In Sweden, Medelsvensson (literally "average Svensson", but commonly translated as "an average Swede") is a statistically average Swedish person, similar to Average Joe. Colloquially it way also be a humorous, mildly derogatory reference to a representative of the Swedish lower middle class. The surname Svensson itself may be used as a reference to an average Swede.

==Origins==
Frans Lundgren described it as a "statistical fiction, medial metatype and political imagination". The name is traced back to the beginning of the 20th century when a joke character "herr Medelsvensson" appeared in newspapers and advertisements. Originally he was a corpulent upper-class man, but gradually he turned into a statistically averaged middle-class person. The name was used caricatures, exhibitions, and competitions for the most average family, as well as in statistical data. It is often claimed that the name went into mainstream since the Stockholm Exhibition of 1930. During these times Svensson was the most common Swedish surname.

==Who is Medelsvensson==
The Statistical Yearbook of Sweden 2014 contains a whole section 25.1 Medelsvensson/ The average Swede. Before providing data about Medelsvensson, the Statistics Sweden gives some background.

We at Statistics Sweden often get questions about who Medelsvensson is. You could say a lot about the woman Medelsvensson and the man Medelsvensson, likewise about the children in an average couple's relationship. But putting together an average "family" is more difficult because there is no way to identify via existing population registers cohabitation relationships. Sweden's average man and average woman do not live together as a family.

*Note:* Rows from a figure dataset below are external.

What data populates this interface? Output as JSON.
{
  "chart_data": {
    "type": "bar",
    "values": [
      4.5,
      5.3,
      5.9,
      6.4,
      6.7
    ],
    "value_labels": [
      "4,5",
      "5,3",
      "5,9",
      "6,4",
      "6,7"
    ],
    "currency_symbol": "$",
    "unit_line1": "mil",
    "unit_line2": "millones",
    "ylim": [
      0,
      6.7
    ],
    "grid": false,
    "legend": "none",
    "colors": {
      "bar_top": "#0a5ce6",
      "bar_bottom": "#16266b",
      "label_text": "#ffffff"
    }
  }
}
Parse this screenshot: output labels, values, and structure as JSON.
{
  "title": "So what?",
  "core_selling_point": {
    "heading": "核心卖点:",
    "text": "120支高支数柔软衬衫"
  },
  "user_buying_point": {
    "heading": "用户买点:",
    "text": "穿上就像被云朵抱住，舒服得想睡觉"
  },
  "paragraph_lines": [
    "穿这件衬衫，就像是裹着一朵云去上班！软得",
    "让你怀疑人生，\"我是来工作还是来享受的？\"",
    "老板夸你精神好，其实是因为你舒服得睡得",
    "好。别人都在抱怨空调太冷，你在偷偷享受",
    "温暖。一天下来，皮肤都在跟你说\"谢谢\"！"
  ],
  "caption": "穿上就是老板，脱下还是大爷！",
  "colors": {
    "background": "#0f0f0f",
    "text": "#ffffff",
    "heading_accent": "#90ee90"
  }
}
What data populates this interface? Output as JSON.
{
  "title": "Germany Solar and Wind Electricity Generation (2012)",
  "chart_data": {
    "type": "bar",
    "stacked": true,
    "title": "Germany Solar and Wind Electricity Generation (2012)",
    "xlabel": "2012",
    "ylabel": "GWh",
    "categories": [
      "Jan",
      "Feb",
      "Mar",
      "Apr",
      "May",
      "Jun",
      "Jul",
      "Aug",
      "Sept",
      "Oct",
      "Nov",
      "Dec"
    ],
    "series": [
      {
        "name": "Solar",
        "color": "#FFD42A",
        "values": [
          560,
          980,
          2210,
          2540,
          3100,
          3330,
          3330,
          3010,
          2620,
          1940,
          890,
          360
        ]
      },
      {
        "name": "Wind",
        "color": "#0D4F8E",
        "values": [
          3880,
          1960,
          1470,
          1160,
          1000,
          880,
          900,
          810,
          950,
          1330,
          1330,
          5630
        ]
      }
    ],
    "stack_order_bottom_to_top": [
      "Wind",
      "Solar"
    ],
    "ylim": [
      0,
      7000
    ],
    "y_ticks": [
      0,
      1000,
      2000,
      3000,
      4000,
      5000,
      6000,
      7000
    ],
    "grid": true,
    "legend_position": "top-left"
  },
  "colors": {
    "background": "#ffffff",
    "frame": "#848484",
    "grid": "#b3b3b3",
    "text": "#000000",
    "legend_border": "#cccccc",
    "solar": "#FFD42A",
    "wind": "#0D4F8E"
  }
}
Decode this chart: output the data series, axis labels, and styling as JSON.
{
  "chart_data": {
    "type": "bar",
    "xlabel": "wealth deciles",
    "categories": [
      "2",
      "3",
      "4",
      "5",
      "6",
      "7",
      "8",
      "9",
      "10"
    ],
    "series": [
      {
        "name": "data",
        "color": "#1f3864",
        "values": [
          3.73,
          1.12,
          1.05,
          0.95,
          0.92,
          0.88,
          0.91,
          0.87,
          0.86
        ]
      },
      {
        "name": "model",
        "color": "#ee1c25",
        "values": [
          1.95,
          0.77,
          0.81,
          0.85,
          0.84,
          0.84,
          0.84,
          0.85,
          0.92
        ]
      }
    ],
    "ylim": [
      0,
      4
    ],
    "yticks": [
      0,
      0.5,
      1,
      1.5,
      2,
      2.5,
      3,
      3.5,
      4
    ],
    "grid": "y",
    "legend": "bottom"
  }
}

Based on statistics for 2009-2012, neither man nor woman Medelsvensson has the surname Svensson, and this surname was only 9th most common in Sweden. Medelsvennson man was 40 years old and woman 42 years old. His name was Karl Fredrik Johansson. Her name was Anna Maria Andersson. The section has several pages of various statistical data about Medelsvenssons Fredrik and Anna.

There is a common saying that Medelsvensson has three V's: Villa, Volvo, and Vovve (doggy). However in 2012 the Statistics Sweden reported that while Medelsvensson family (whose surname was Johansson) did have villa, Volvo, but no dog.